Манеры у «злодея и изверга рода человеческого» оказались, против ожидания, очень даже приятными, и Майя с затаенным торжеством взглянула на мужа.

Похоже, и Ральф засомневался, не поспешил ли с выводами относительно Трюкача. Во всяком случае, хоть он и держал его «на дистанции», давая понять, кто тут главный, за границы приличий это не выходило. Бывший разбойник, занимающий, пусть и временно, должность начальника графской стражи, вовсе не думал оспаривать его главенство; напротив, он сразу же очень вежливо и даже с некоторой робостью в голосе объявил, что счастлив, горд и почитает за честь получить приглашение к обеду от такого человека, как дворецкий графа Хольга. После чего смущенно попросил не судить его слишком строго за возможные оплошности, ибо ему еще не приходилось принимать пищу в столь высоком обществе. Растроганная Майя ободряюще улыбнулась ему, и даже Ральф счел необходимым успокоить гостя:

– Мы люди не чванливые, своим положением не кичимся. Милости просим, присаживайтесь к столу, не стесняйтесь! Откушаем, поговорим…

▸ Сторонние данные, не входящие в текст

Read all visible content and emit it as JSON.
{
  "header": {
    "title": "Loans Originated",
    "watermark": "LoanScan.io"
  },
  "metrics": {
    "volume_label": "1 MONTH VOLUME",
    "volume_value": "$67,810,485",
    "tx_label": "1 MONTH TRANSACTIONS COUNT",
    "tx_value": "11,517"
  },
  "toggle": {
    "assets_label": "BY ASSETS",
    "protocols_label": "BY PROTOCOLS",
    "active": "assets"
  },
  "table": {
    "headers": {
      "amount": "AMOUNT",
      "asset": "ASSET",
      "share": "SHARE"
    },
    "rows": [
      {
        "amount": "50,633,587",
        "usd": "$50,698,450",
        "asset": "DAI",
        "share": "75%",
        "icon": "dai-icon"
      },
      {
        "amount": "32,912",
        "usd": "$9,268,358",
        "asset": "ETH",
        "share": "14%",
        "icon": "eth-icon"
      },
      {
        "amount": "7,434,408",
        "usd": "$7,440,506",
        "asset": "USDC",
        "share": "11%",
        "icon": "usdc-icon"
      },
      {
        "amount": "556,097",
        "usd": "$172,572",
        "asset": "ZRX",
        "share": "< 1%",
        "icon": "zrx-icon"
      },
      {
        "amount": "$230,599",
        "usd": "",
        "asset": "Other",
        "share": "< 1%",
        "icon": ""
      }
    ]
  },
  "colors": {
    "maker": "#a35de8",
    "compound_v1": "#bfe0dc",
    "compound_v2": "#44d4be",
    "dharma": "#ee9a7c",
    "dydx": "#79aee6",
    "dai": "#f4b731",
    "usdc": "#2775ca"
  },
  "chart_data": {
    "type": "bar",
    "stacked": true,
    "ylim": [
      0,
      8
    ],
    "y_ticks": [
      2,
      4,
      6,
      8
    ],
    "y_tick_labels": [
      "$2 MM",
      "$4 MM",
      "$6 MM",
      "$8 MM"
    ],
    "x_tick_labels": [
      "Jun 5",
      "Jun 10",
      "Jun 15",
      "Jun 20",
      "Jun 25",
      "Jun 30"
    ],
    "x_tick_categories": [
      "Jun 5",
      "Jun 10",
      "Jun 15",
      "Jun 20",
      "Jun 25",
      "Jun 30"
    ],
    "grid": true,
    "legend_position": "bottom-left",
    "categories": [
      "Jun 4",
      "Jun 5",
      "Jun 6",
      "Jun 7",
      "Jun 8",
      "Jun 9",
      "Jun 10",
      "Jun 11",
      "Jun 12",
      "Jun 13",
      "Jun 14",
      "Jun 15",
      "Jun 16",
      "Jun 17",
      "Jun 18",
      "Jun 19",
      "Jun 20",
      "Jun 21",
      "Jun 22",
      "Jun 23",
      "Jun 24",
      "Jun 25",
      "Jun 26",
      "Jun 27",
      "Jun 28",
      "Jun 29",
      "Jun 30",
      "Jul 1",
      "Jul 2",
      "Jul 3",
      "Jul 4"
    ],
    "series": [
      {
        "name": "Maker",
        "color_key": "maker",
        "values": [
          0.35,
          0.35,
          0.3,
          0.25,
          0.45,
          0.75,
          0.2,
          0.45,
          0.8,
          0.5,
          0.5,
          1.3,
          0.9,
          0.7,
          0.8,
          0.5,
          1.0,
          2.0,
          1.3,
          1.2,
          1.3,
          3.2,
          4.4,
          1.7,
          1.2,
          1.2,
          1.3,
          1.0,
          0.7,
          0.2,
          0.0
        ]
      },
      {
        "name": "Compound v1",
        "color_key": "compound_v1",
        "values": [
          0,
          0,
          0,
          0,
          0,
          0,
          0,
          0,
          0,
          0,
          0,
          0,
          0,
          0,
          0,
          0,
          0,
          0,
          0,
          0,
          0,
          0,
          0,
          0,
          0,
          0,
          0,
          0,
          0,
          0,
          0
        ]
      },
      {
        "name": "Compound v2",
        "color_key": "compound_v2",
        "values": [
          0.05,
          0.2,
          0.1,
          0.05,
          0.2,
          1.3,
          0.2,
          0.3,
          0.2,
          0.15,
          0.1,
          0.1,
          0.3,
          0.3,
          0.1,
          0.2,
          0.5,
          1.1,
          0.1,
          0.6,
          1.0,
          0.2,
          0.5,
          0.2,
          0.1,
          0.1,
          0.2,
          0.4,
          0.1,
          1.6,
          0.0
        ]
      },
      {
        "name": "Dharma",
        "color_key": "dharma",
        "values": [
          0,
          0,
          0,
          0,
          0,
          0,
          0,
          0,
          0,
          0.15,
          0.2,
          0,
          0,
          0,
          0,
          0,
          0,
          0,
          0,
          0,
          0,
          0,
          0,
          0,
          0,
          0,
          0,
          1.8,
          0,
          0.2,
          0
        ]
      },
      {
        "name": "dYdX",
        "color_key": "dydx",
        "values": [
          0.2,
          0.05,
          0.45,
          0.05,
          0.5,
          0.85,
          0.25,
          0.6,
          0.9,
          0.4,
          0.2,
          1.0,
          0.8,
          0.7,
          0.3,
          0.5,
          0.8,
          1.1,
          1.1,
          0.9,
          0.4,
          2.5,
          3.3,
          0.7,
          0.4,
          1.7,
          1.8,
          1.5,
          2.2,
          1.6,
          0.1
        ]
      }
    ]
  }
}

«Падок ты, папаша, на лесть, не хуже бабы, – подумал Трюкач, занимая предложенное место. – И такой же любопытный, по всему видать!»

* * *

– Желаете еще чего-нибудь?

– Нет, спасибо, голубушка! Я уверен, другие ваши блюда такие же вкусные, но мы уже наелись.

– Тогда с вас четыре медяка. И поскорее, пожалуйста, у меня много дел! – голос женщины в коричневом платье был холоден как лед.

Бывший сотник безропотно выложил требуемую сумму.

– Ну, зачем же так строго, голубушка! – с ласковой укоризной пробасил он. – Неужели вы поверили в эту чушь? Чтобы я запорол женщину, да еще собственную жену, чуть ли не до смерти?! – Монк всплеснул руками. – Конечно, я не безгрешен, но посмотрите на меня: разве я похож на изверга?